Background: Cytopenia caused by ineffective hematopoiesis and monocyte overproduction coexist in CMML, providing grounds for discussion to supporters of a dysplastic versus a proliferative identity for CMML. Follow-up information from a large series of patients may contribute to clarifying the position of this infrequent disease.
Methods: We analyzed data from 77 patients followed in five institutions. Thirty-two variables were studied for their influence on survival and on progression to acute leukemia by univariate and multivariate analysis. For some parameters, we performed a quartile analysis to reveal a possible non-monotonic influence on survival.

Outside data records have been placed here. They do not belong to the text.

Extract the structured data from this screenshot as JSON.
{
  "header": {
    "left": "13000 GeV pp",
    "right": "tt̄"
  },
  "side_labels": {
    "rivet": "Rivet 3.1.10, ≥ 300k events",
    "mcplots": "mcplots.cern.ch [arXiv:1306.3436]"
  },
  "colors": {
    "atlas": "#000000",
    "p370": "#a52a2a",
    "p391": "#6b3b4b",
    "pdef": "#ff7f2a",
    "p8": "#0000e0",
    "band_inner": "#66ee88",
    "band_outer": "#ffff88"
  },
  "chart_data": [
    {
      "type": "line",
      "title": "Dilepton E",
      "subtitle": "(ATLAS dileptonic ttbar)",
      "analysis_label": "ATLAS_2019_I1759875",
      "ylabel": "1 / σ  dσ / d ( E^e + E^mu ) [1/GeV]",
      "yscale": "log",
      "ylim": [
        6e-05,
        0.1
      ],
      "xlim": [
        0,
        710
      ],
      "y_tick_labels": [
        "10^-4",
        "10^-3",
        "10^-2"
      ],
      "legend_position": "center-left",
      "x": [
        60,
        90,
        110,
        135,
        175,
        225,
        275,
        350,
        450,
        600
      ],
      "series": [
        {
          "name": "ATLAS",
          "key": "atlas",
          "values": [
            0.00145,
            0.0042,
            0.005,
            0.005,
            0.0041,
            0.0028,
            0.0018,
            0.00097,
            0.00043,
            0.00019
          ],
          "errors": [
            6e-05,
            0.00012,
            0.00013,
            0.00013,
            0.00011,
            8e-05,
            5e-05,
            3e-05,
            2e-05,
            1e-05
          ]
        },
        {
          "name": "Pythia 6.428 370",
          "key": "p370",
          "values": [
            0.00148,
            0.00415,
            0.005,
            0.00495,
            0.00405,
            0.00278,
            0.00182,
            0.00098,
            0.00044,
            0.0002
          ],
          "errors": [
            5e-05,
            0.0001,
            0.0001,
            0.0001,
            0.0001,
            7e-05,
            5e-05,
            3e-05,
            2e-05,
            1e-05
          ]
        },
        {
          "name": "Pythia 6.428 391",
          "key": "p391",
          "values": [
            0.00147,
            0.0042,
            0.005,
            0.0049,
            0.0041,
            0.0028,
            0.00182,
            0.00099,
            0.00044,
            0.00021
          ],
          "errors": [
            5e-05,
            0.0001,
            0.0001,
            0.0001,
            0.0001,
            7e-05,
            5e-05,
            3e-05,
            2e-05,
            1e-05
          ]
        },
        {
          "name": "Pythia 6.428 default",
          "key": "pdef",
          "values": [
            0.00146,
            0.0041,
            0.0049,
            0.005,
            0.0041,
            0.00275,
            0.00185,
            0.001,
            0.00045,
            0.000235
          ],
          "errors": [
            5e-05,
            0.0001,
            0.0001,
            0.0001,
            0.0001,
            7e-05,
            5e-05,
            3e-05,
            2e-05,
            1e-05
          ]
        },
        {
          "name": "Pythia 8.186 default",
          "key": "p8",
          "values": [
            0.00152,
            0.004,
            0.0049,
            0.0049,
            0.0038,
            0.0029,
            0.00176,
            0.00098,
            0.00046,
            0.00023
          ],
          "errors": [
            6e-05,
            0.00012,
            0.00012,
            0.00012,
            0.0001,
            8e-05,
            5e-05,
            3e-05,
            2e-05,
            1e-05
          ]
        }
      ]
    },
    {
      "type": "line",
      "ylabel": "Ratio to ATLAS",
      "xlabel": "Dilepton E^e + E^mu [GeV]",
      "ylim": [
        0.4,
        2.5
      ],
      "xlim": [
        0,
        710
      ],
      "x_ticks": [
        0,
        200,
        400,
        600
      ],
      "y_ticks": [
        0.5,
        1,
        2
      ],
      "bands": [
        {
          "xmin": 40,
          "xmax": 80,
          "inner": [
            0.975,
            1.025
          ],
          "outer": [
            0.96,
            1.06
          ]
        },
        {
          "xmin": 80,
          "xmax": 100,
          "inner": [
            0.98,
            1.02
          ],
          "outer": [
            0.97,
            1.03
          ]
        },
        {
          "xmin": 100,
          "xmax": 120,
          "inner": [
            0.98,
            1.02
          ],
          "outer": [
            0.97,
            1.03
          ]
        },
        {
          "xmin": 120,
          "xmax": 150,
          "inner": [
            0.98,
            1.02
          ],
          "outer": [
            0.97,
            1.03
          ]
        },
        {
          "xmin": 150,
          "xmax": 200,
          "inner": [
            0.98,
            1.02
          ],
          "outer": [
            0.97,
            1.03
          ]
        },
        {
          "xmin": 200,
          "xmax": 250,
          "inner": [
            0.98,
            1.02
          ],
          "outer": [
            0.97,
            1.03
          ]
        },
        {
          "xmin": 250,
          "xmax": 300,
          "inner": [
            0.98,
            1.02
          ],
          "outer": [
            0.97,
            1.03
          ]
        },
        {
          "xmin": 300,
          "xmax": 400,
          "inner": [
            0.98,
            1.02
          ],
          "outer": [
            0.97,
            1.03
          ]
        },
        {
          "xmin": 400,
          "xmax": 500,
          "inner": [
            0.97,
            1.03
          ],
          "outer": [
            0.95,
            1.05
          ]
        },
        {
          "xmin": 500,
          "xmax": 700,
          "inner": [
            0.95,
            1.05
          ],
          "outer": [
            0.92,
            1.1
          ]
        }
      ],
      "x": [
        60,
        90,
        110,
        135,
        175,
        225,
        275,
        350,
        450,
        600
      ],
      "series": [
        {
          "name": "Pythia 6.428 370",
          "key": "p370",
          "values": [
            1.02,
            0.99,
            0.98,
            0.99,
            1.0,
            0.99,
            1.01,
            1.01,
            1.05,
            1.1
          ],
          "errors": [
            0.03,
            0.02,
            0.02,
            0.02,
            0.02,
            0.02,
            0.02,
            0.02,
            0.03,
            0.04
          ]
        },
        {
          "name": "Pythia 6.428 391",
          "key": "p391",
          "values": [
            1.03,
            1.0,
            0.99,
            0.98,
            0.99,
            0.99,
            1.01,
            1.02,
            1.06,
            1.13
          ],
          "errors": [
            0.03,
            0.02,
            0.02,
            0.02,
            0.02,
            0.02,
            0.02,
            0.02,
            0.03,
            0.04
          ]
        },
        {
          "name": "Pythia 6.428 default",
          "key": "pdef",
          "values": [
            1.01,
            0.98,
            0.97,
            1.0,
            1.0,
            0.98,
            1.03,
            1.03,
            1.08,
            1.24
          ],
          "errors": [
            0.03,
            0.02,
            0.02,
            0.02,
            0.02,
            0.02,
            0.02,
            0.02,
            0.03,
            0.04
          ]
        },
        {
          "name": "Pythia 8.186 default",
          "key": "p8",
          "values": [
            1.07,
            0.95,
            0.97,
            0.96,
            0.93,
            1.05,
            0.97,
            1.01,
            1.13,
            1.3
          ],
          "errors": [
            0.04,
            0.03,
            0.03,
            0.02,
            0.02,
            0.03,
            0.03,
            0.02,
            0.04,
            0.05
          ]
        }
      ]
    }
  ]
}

Results: Median survival was 17 months. Evolution to acute leukemia (ANLL) occurred in 11 patients (14%) within a median time of 8 months. Multivariate analysis assigned a poorer prognosis to patients presenting with thrombocytopenia, anemia and leukocytosis. Thrombocytopenia and the presence of circulating blasts were risk factors for transformation to ANLL, while raised serum aspartate transaminase at diagnosis seemed to be associated with a lower probability of blastic evolution. The Bournemouth score for CMML proved to be a valid tool for predicting survival but not acute transformation.
Conclusions: CMML is a severe disease. The prognostic independence of cytopenia (anemia, thrombocytopenia) and leukocytosis underlines the coexistence of aspects typical of myelodysplastic and myeloproliferative syndromes.